Themabewertung:
  • 1 Bewertung(en) - 5 im Durchschnitt
  • 1
  • 2
  • 3
  • 4
  • 5
Reparatur Blaupunkt Uppsala
#1
Im Jahr 1969 brachte Blaupunkt das Tisch-Wand-Radio Uppsala auf den Markt. Verglichen mit den anderen Geräten, über die hier meisten geschrieben wird, handelt es sich hier um ein junges Exemplar, was aber nun auch schon fast 50 Jahre alt ist – daher „halbantik“.

Das war die Katalogseite im Prospekt „Das ist Blaupunkt“:


   


Interessant ist, dass es sich um ein Radio handelt, welches man auf dem Tisch betreiben oder aber auch an die Wand hängen kann – dazu sind im Gehäuseboden zwei Löcher vorgesehen.

Was das Gerät damals kostete, konnte ich nicht in Erfahrung bringen. Vielleicht kennt einer von euch eine entsprechende Quelle zum Nachschauen.
Das Gerät bekam ich mit dem Hinweis: Keine Funktion!

Also wurde es vor dem Einschalten zunächst geöffnet und der Staub entfernt.


   
   
   
   
   


Da augenscheinlich keine Bauteile als defekt zu entdecken waren, habe ich zunächst vorsichtshalber die Plusleitung der Netzteil-Ausgangsspannung abgelötet und die Netzteil-Ausgangsspannung gemessen: 0 V. Also ein Netzteilfehler. Das Netzteil ist mit einer Zweiweggleichrichtung (X301, X302) aufgebaut; dieser folgt eine konventionelle Längsstabilisierung mit Z-Diode ZD11 und Längstransistor (AD161). Die gemessenen Spannungen sind im folgenden Schaltbildausschnitt rot eingetragen. Die Spannung an der Z-Diode musste 11V betragen und war somit ok. Am Kollektor des AD161 waren 21V zu messen; am Emitter war keine Spannung feststellbar. Der Transistor hatte somit eine Unterbrechung der Kollektor-Emitter-Strecke. Mit einem neuen Transistor waren 11,3 V am Emitter zu messen; dies war ok.


   
.jpg   Netzteil.jpg (Größe: 36,1 KB / Downloads: 381)

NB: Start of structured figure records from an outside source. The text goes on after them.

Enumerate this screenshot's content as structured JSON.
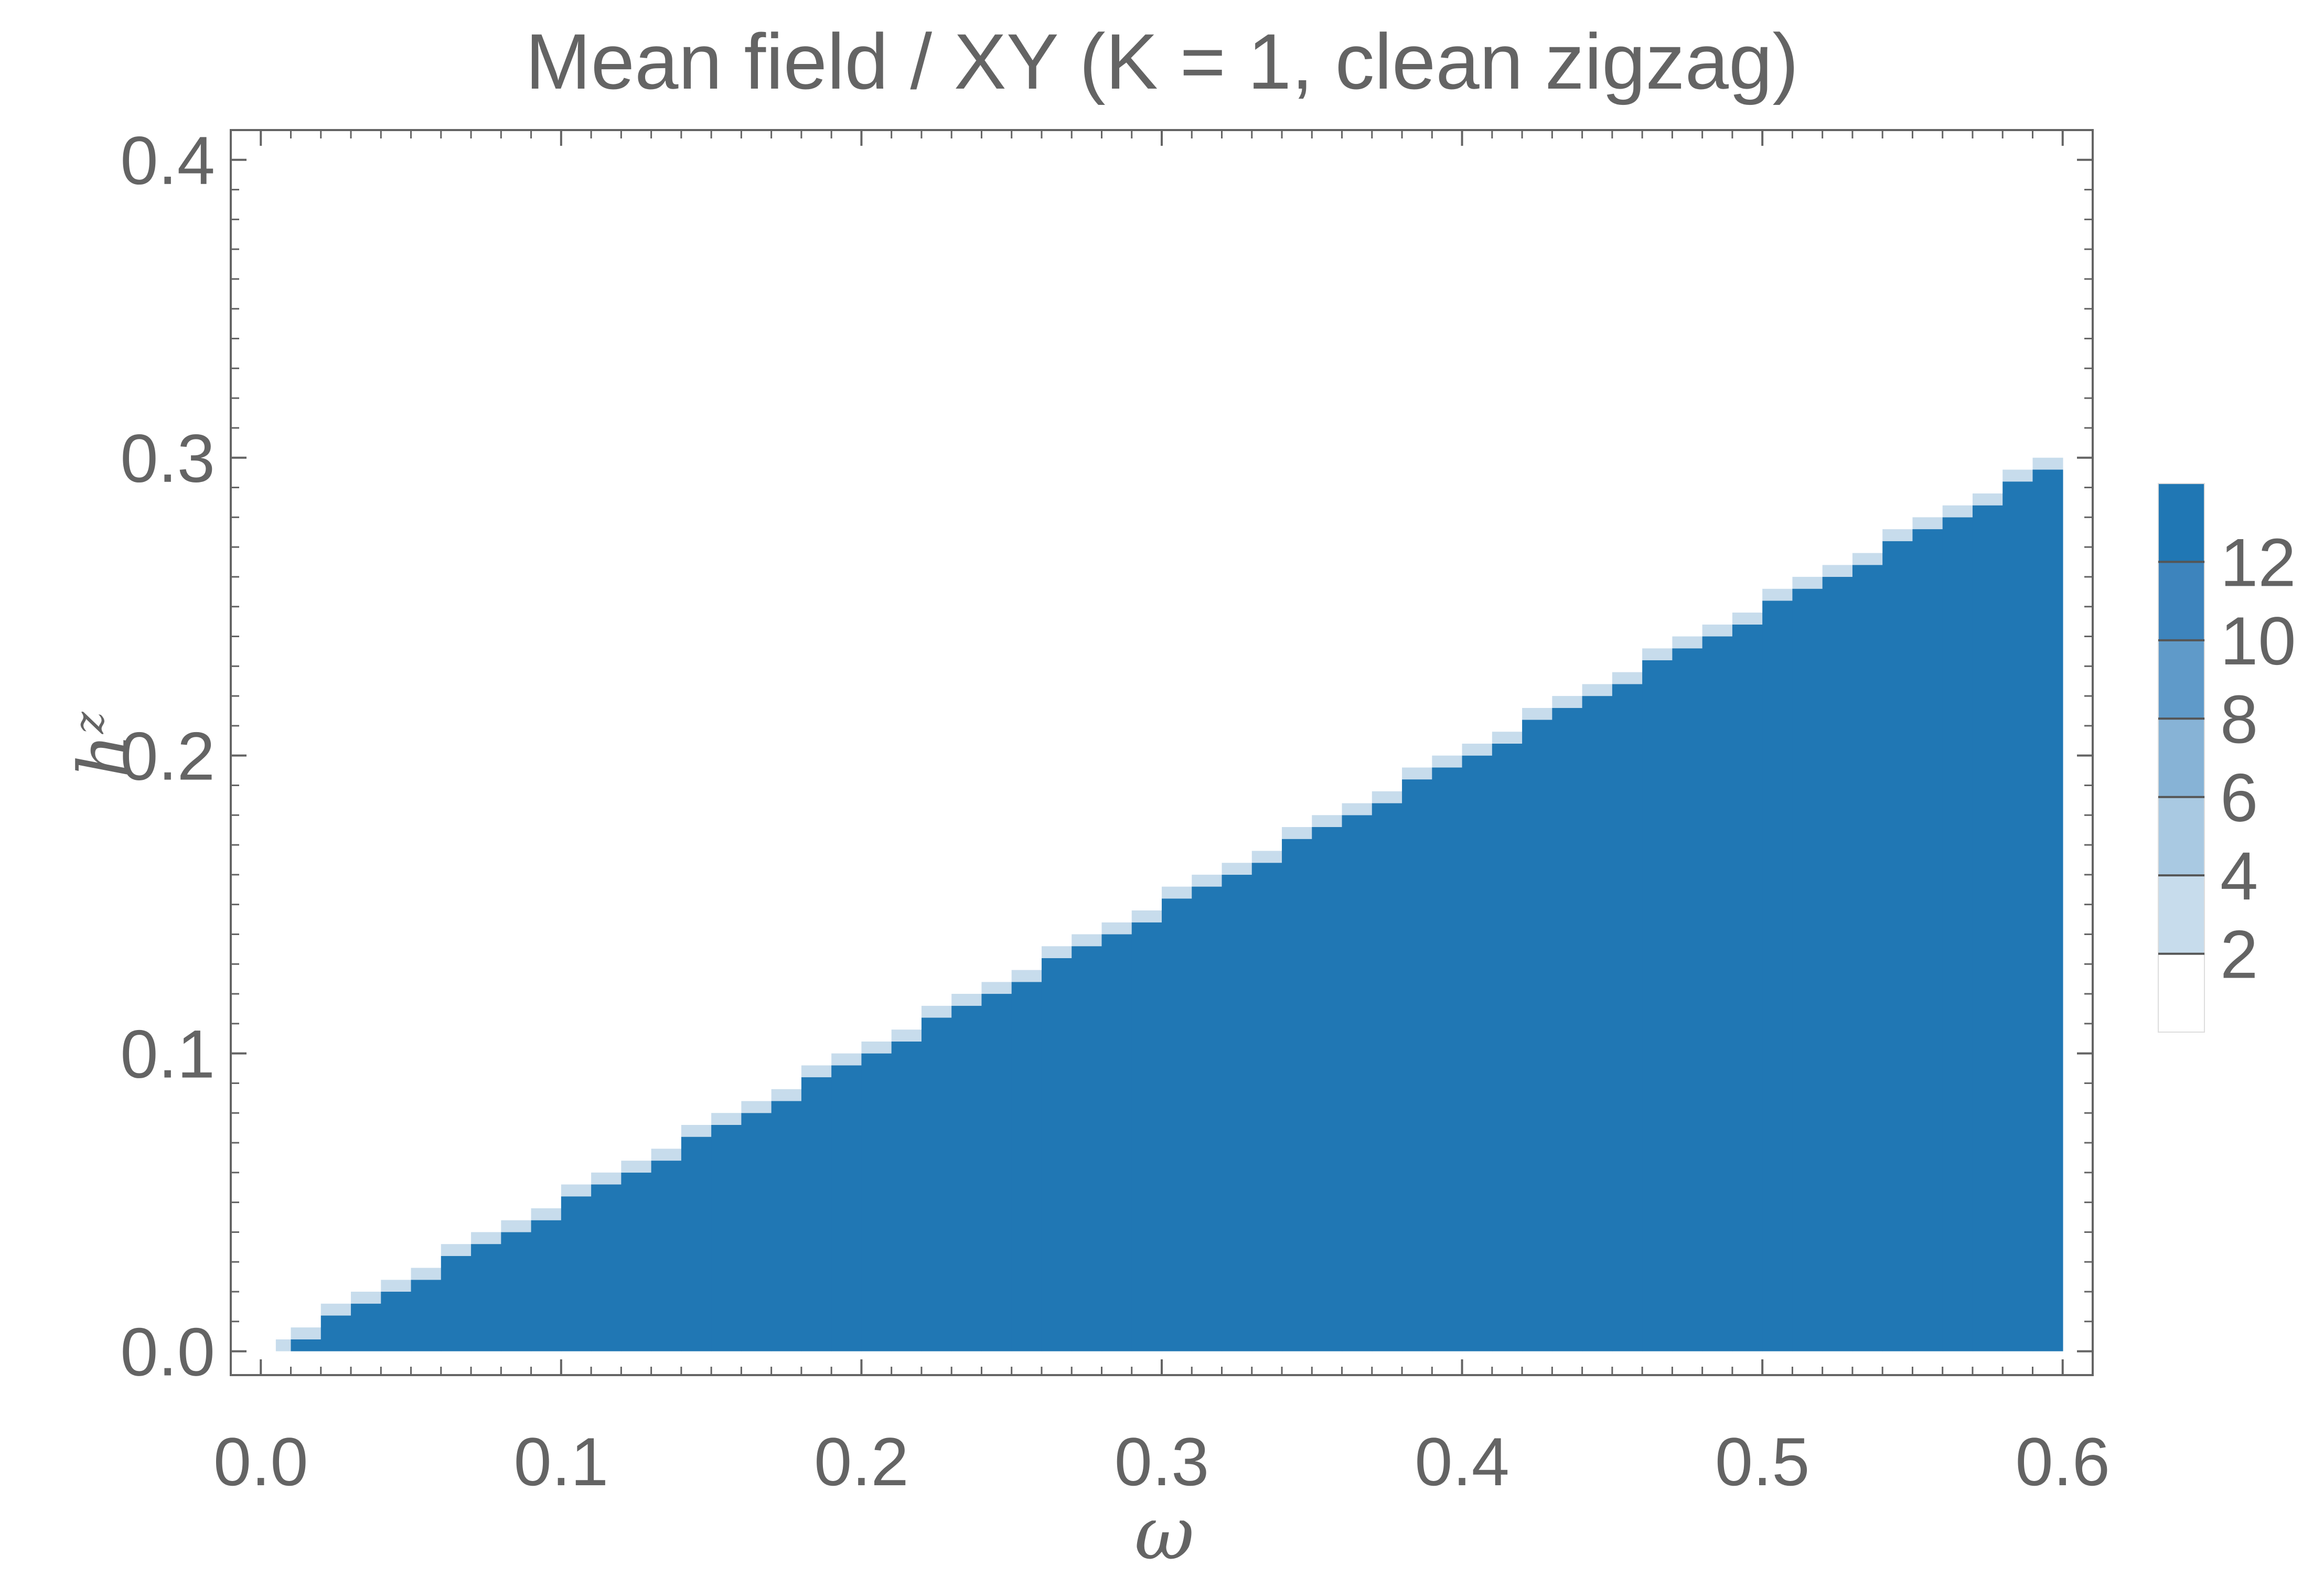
{
  "chart_data": {
    "type": "heatmap",
    "title": "Mean field / XY (K = 1, clean zigzag)",
    "xlabel": "ω",
    "ylabel": {
      "base": "h",
      "superscript": "z"
    },
    "xlim": [
      -0.01,
      0.61
    ],
    "ylim": [
      -0.008,
      0.41
    ],
    "x_ticks": [
      "0.0",
      "0.1",
      "0.2",
      "0.3",
      "0.4",
      "0.5",
      "0.6"
    ],
    "y_ticks": [
      "0.0",
      "0.1",
      "0.2",
      "0.3",
      "0.4"
    ],
    "grid": false,
    "region": {
      "description_values": "filled for 0.005 <= ω <= 0.6 and 0 <= h^z <= 0.5·ω",
      "x_start": 0.005,
      "x_end": 0.6,
      "x_step": 0.01,
      "y_step": 0.004,
      "boundary_slope": 0.5,
      "interior_value": 13,
      "edge_values": [
        3,
        1
      ]
    },
    "colorbar": {
      "ticks": [
        "2",
        "4",
        "6",
        "8",
        "10",
        "12"
      ],
      "tick_values": [
        2,
        4,
        6,
        8,
        10,
        12
      ],
      "range": [
        0,
        14
      ],
      "levels": [
        {
          "from": 0,
          "to": 2,
          "color": "#ffffff"
        },
        {
          "from": 2,
          "to": 4,
          "color": "#c7dcec"
        },
        {
          "from": 4,
          "to": 6,
          "color": "#a9c9e2"
        },
        {
          "from": 6,
          "to": 8,
          "color": "#87b3d6"
        },
        {
          "from": 8,
          "to": 10,
          "color": "#5f9ac9"
        },
        {
          "from": 10,
          "to": 12,
          "color": "#3d84bd"
        },
        {
          "from": 12,
          "to": 14,
          "color": "#2077b4"
        }
      ]
    },
    "colors": {
      "fill": "#2077b4",
      "axis": "#646464",
      "text": "#646464"
    }
  }
}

Leider funktionierte das Gerät aber nicht. Eine Brummprobe am Lautstärkepoti zeigte ein funktionierendes NF-Teil.
Jetzt wurde ein moduliertes FM-Signal vom Messsender mit f = 10,7 MHz am Eingang des ZF-Teils (Punkt F) eingespeist. Da nichts zu hören war, musste der Fehler im ZF-Teil liegen. Der ZF-Verstärker ist dreistufig mit Transistoren aufgebaut. Das ZF-Signal wurde jetzt nacheinander jeweils auf den Basisanschluss der Transistoren gegeben. Da am Kollektor des zweiten ZF-Transistors (V202 = BF343) ein Signal im Lautsprecher zu hören war und beim Einspeisen des Signals an der Basis der Ton verschwand, sollte zumindest hier ein Fehler vorliegen. Die Gleichspannungen an diesem Transistor waren zu hoch, aber eine eindeutige Aussage bzgl. eines defekten Bauteils war dadurch nicht möglich. Der Transistor wurde erneuert und damit spielt mein Radio wieder. Da kein BF343 verfügbar war, habe ich ihn durch einen BF324 ersetzt.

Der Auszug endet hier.